1990年代から長く続いた低金利政策のおかげで、住宅ローンが組みやすくなったこともあり、マンション価格の上昇傾向が続いています。つまり今後金利が上昇すると住宅ローン金利にも影響し、マンション購入のハードルが上がって需要が減少すれば、マンション価格が下落するケースも考えられます。
しかし、国民の負担を増やすような、急激かつ大幅な利上げが行われる可能性は低く、暴落を待つ人は金利の動向を注視する必要があるでしょう。

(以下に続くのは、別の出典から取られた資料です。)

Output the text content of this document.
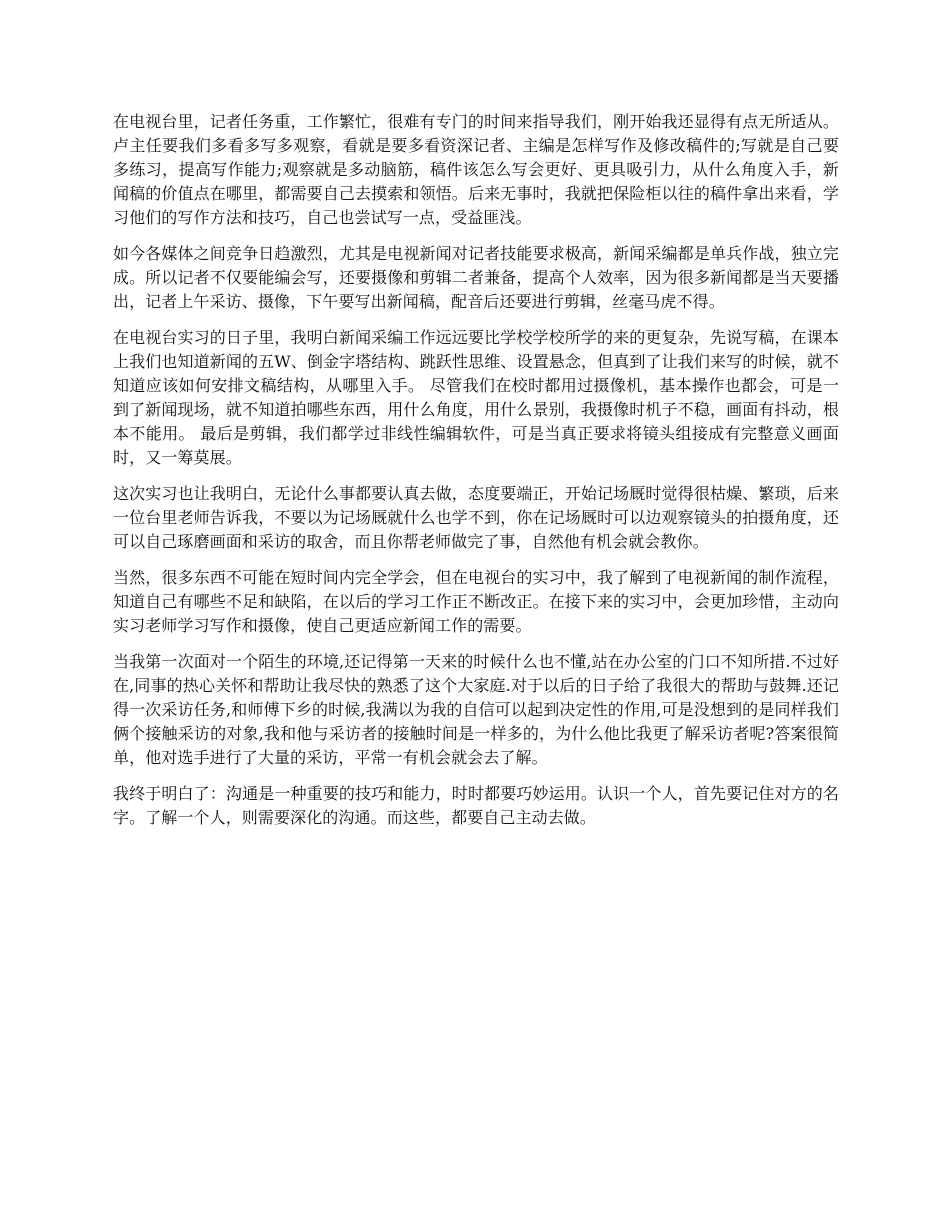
在电视台里，记者任务重，工作繁忙，很难有专门的时间来指导我们，刚开始我还显得有点无所适从。卢主任要我们多看多写多观察，看就是要多看资深记者、主编是怎样写作及修改稿件的;写就是自己要多练习，提高写作能力;观察就是多动脑筋，稿件该怎么写会更好、更具吸引力，从什么角度入手，新闻稿的价值点在哪里，都需要自己去摸索和领悟。后来无事时，我就把保险柜以往的稿件拿出来看，学习他们的写作方法和技巧，自己也尝试写一点，受益匪浅。

如今各媒体之间竞争日趋激烈，尤其是电视新闻对记者技能要求极高，新闻采编都是单兵作战，独立完成。所以记者不仅要能编会写，还要摄像和剪辑二者兼备，提高个人效率，因为很多新闻都是当天要播出，记者上午采访、摄像，下午要写出新闻稿，配音后还要进行剪辑，丝毫马虎不得。

在电视台实习的日子里，我明白新闻采编工作远远要比学校学校所学的来的更复杂，先说写稿，在课本上我们也知道新闻的五W、倒金字塔结构、跳跃性思维、设置悬念，但真到了让我们来写的时候，就不知道应该如何安排文稿结构，从哪里入手。 尽管我们在校时都用过摄像机，基本操作也都会，可是一到了新闻现场，就不知道拍哪些东西，用什么角度，用什么景别，我摄像时机子不稳，画面有抖动，根本不能用。 最后是剪辑，我们都学过非线性编辑软件，可是当真正要求将镜头组接成有完整意义画面时，又一筹莫展。

这次实习也让我明白，无论什么事都要认真去做，态度要端正，开始记场厩时觉得很枯燥、繁琐，后来一位台里老师告诉我，不要以为记场厩就什么也学不到，你在记场厩时可以边观察镜头的拍摄角度，还可以自己琢磨画面和采访的取舍，而且你帮老师做完了事，自然他有机会就会教你。

当然，很多东西不可能在短时间内完全学会，但在电视台的实习中，我了解到了电视新闻的制作流程，知道自己有哪些不足和缺陷，在以后的学习工作正不断改正。在接下来的实习中，会更加珍惜，主动向实习老师学习写作和摄像，使自己更适应新闻工作的需要。

当我第一次面对一个陌生的环境,还记得第一天来的时候什么也不懂,站在办公室的门口不知所措.不过好在,同事的热心关怀和帮助让我尽快的熟悉了这个大家庭.对于以后的日子给了我很大的帮助与鼓舞.还记得一次采访任务,和师傅下乡的时候,我满以为我的自信可以起到决定性的作用,可是没想到的是同样我们俩个接触采访的对象,我和他与采访者的接触时间是一样多的，为什么他比我更了解采访者呢?答案很简单，他对选手进行了大量的采访，平常一有机会就会去了解。

我终于明白了：沟通是一种重要的技巧和能力，时时都要巧妙运用。认识一个人，首先要记住对方的名字。了解一个人，则需要深化的沟通。而这些，都要自己主动去做。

詳しくは「マンション価格が上昇している4つの要因」をご覧ください。

マンションを購入したい場合、暴落待ちをすべきですか?

マンション価格が下落するのを期待して待ち続けていたとしても、暴落が起きない可能性が考えられます。マンション相場の変動には、金利や資材コスト、人件費、円安、需要など、さまざまな要因が絡み合います。
社会経済や不動産市場の変化は複雑で、プロであっても予想することは難しいでしょう。

詳しくは「マンションの暴落待ちをすべきか?」をご覧ください。

ライターからのワンポイントアドバイス

今後マンションの価格が暴落する可能性もあれば、暴落といえるほど下落しない可能性もあります。マンション購入で大切なことは、家族の希望やライフプランに合わせて購入することです。暴落するのではないかという情報に踊らされて、無理に買え控えることは、あまりおすすめできません。
気に入ったマンションが見つかったら、そのときに妥当な金額なのか見極めて、購入するか否かの判断をしましょう。